Complex equations

New to Julia
1

After >20 years working with MODELICA I tried to use Complex equations in MTK.

In a simple example an ohmic resistor and a inductor are connected in series to a constant voltage source. I used per unit system with space-phasors and variable speed of reference frame @parameters wReference.

using ModelingToolkit
using DifferentialEquations
using Plots

frequency = 50.0
Omegarated = frequency*2pi
JJ = 1.0im


function NewVars(eqName::String, CCX::Vector{Complex{Num}})::Tuple{Expr, Expr}
    vari::String = "newVariables = @variables "
    substi::String = ""
    for cx in CCX
        stcx = string(cx)[1:end-3]  # without '(t)'
        vari = string(vari,stcx*"₋re(t) ",stcx*"₋im(t) ")
        substi = string(substi,"$eqName = substitute($eqName,(real($stcx)=>$(stcx)₋re)); ")
        substi = string(substi,"$eqName = substitute($eqName,(imag($stcx)=>$(stcx)₋im)); ")
    end
    return (Meta.parse(vari), Meta.parse(substi))
end

@variables t rad(t)=0.0  w(t)

CX = @variables begin
    deri(t)::ComplexF64
    amps(t)::ComplexF64
    gridVolts(t)::ComplexF64
end


@parameters  x r wReference = 1.0

D = Differential(t)
# DiffC(cpx) =  Complex(D(real(cpx)),D(imag(cpx)))  # used for testing

#NOTE
#NOTE  this line was added in Symbolics - diff.jl
# (D::Differential)(x::Complex{Num}) = Num(D(real(x)))+Num(D(imag(x)))*im
#NOTE


eqs1 = [ D(amps) ~ deri*Omegarated
        gridVolts ~ x*(deri + wReference*amps*JJ) + r*amps
        w ~ D(rad)
        w ~ Omegarated*(1.0-wReference)
        gridVolts ~ Complex(cos(rad), sin(rad))
    ]

eqs=deepcopy(eqs1)

(Bvaria, Bsubst) = NewVars("eqs",CX)
eval(Bvaria) # create new variables
eval(Bsubst) # substitute

pr = 0.3; px = 0.1
u0 = [0.0, 0.0, 0.0]
p = [x => px, r=> pr, wReference => 1.0]

# exact solution
strom = (1.0+0im)/(pr+JJ*px)
println("exact solution: amps = $(strom)")


@named model = ODESystem(eqs)
sys = structural_simplify(model)

prob = ODEProblem(sys, u0, (0., 1.0/frequency), p)
sol = solve(prob, Tsit5())
plot(sol)

my approach

(D::Differential)(x::Complex{Num}

an additional line in diff.jl
(D::Differential)(x::Complex{Num}) = Num(D(real(x)))+Num(D(imag(x)))*im

substitute real(x), imag(x)

real(x), imag(x) are replaced by new @variables x_re x_im

Questions

  • This works with monolithic models.
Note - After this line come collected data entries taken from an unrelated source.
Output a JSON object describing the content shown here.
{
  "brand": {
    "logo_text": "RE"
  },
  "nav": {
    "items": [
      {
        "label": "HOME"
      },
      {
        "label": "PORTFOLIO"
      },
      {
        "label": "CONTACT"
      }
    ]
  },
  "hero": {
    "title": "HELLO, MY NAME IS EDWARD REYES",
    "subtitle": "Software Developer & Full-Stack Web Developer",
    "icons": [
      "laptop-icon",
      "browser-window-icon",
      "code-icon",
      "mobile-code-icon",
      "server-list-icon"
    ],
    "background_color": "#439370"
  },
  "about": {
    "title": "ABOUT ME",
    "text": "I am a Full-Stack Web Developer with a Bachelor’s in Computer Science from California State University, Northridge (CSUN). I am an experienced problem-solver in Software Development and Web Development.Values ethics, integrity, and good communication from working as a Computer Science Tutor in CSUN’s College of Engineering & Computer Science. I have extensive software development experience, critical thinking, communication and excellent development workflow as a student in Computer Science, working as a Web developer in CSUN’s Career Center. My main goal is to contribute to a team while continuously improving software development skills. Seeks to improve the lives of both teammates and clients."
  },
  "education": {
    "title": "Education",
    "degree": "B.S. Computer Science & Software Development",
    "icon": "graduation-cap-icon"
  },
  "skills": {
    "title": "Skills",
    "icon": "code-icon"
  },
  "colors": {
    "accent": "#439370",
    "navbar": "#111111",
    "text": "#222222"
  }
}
But how to do with component based models? (e.g. connect() and Flow )

backup alternative

To split Complex equations manually. This works, but Symbolics should do this for me.

Thanks

2

It should, that’s just not all complete yet. For now the splitting needs to be done manually, but it’s on the menu.